Durante aquella época, esperaba con expectación la llamada a la puerta y escuchaba constantemente voces que le susurraban al oído. Seguía con sus estudios, con sus trabajos de clase, con los espacios en blanco de los que se componía el día. Y era siempre el mismo día que empezaba una y otra vez. Nunca volvió al piso de la calle Wilton.

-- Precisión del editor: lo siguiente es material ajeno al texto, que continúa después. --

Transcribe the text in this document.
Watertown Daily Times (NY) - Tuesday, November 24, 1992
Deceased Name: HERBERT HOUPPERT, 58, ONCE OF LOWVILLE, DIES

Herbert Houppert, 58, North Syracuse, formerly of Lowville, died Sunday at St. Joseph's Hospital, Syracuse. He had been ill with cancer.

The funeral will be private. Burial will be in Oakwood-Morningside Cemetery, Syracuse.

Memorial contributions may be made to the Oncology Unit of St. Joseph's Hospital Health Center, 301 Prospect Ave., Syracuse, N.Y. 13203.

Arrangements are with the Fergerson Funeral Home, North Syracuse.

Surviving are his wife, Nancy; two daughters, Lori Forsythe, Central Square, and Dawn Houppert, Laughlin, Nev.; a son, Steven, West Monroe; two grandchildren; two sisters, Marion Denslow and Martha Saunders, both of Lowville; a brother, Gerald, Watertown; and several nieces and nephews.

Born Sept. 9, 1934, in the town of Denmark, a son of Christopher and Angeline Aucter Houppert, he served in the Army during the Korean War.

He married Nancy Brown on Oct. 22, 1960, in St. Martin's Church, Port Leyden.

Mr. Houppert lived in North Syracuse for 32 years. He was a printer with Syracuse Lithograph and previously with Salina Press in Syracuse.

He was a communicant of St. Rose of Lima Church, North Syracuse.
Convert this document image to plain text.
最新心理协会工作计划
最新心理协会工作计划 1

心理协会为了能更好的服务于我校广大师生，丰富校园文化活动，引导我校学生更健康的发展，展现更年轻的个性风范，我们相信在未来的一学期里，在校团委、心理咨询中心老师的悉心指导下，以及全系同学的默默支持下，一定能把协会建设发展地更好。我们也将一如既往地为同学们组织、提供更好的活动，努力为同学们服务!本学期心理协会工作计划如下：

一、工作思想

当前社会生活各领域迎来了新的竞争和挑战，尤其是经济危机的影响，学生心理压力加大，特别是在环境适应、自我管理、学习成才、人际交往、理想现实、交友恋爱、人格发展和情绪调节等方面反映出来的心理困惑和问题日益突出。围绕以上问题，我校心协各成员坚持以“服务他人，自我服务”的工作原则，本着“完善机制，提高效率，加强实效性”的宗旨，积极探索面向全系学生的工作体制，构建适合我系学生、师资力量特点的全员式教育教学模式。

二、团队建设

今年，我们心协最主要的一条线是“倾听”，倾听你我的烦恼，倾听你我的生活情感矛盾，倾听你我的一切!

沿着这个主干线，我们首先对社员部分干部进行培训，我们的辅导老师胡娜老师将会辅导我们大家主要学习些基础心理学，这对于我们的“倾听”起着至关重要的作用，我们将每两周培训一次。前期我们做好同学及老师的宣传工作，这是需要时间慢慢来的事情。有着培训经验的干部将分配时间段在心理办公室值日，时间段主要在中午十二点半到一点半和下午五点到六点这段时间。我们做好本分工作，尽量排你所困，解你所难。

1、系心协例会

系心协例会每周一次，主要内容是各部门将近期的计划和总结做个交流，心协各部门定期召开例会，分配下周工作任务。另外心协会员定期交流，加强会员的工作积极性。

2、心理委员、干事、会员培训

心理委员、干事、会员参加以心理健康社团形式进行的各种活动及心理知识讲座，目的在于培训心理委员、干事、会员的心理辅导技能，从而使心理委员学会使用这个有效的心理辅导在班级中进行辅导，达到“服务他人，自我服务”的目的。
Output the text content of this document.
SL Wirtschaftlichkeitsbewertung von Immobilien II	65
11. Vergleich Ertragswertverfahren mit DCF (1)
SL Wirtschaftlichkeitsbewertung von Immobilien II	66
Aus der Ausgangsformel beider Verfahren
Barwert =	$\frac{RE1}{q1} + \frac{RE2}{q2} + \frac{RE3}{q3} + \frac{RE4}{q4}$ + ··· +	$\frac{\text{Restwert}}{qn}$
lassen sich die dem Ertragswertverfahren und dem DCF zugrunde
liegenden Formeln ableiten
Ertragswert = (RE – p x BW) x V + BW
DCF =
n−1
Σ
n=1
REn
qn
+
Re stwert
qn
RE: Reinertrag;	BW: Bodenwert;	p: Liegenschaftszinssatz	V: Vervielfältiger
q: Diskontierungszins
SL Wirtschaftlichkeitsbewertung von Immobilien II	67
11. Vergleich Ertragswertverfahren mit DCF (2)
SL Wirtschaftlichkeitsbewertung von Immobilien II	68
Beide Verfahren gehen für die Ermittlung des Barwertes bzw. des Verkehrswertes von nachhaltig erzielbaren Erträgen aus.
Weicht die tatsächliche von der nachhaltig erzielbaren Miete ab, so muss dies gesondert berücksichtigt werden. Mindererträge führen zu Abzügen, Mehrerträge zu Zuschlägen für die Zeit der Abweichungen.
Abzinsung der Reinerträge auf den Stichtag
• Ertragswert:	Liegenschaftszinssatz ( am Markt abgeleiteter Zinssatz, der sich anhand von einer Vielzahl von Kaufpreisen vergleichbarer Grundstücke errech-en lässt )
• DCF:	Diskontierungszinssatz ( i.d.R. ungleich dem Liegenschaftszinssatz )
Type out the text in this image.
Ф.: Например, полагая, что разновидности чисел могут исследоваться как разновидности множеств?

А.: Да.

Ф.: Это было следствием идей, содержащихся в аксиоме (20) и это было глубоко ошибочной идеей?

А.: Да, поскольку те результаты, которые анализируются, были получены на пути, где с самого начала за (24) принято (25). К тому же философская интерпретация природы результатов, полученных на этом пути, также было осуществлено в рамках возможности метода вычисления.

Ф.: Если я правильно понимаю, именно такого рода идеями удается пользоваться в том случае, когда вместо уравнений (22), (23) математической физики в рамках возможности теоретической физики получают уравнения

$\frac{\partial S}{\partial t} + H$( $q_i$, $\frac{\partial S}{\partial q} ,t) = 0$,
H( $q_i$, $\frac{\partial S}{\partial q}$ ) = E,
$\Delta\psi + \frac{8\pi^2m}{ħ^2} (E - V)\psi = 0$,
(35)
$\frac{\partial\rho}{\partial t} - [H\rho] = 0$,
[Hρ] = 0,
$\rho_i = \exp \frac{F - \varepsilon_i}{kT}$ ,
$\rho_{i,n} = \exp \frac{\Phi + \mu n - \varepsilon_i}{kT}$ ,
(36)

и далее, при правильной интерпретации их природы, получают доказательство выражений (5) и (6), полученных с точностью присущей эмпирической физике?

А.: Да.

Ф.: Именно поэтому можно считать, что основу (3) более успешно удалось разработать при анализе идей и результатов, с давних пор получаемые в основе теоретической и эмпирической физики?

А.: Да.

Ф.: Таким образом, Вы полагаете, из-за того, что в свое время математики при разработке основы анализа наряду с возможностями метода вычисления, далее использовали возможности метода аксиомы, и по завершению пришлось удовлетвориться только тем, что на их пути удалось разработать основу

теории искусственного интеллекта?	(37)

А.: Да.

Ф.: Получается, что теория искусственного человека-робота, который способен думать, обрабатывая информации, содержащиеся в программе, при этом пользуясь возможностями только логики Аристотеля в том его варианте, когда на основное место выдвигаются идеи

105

Estaba el horror perpetuo a ser descubierto, pero era un horror a verse expuesto públicamente como lo que era, fuera ello lo que fuese. No soportaba esa posibilidad. Se hallaba en una especie de limbo. Era imposible, lo sabía, escurrir el bulto después de lo que había hecho. Lo recordaba muy claramente, con detalle infinitesimal, y apacentaba su mente con los pormenores, repasaba las peculiaridades de lo ocurrido, buscaba su razón y su sinrazón. Sin embargo, todo formaba una amalgama; no había forma de separar una cosa de otra. Así que se quedaba en su habitación y llenaba de garabatos sus papeles, iba a clase y esperaba. Asistía a seminarios y evitaba la mirada de Kincaid, convencido de que el buen doctor también evitaba la suya. Se distraía con los que quedaban, los Dizzy y los Hector y los Aduman.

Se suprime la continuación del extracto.